Kandinsky 2.1 is the latest advance from Sber AI, a neural network that can generate high quality images in seconds from natural language prompts. It can also create new visuals by blending and adjusting multiple drawings according to detailed descriptions, fill in missing parts of scenes, and produce images in endless modes across canvases for both interior and exterior painting tasks. The bank’s press service announced the rollout.
Developed and trained by Sber AI researchers in collaboration with scientists from the AIRI Artificial Intelligence Institute, Kandinsky 2.1 builds on the solid groundwork of its predecessor. The project relied on a joint dataset assembled by Sber AI and SberDevices, designed to push the model toward broader capabilities and practical utility. The new version integrates fresh data and refined training strategies to expand its real-world applications while preserving the strengths that came from earlier work.

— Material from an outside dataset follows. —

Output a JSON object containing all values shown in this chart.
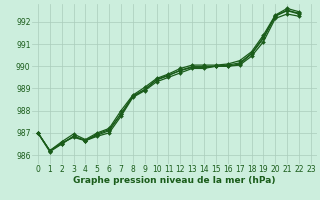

The model inherits the weights of the prior Kandinsky iteration, which was trained on a wide foundation of image and text pairs. The original training set included a billion paired examples, with a significant portion composed of high resolution text-image pairs to sharpen the model’s ability to render fine details and complex textures. This broader exposure informs Kandinsky 2.1’s versatility across different genres and subjects.

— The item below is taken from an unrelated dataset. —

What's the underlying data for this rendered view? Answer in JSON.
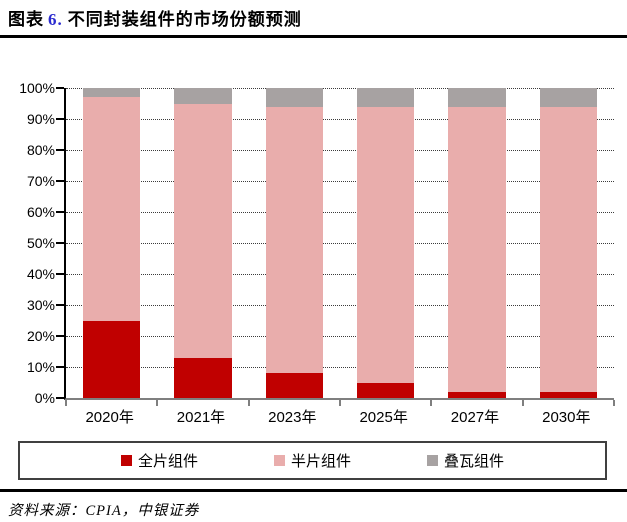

User feedback during development played a pivotal role. The team pursued bold ideas and tested unconventional concepts to craft a flexible, capable solution that can tackle a wide range of tasks with performance levels approaching the best global equivalents. Alexander Vedyakhin, a senior executive at Sberbank, highlighted how this technology could transform creative workflows, industrial design processes, and public access to sophisticated AI tools. The focus remained on delivering tangible benefits for business users and the general public alike.
A new autoencoder model accompanies Kandinsky 2.1, serving as the decoder for vector representations of images. This upgrade contributes to higher resolution rendering and smoother detail transfer, enabling sharper outputs at larger scales. Additionally, Kandinsky 2.1 uses a dual input strategy that blends traditional text prompts with an image-based representation generated by a CLIP-like mechanism. This approach allows the system to grasp the requested concept through textual cues and then translate that understanding into a vivid, coherent visual result for the main generative network.
By leveraging this combined representation, Kandinsky 2.1 better aligns generated visuals with user intent, producing images that reflect nuanced descriptions while maintaining artistic coherence. The system is designed to handle a broad range of styles, from lifelike depictions to abstract compositions, and to adapt to the varying requirements of interior designers, digital artists, advertisers, and researchers. As a result, creators can explore new ideas quickly, iterate on concepts with minimal effort, and access high fidelity imagery suitable for diverse applications.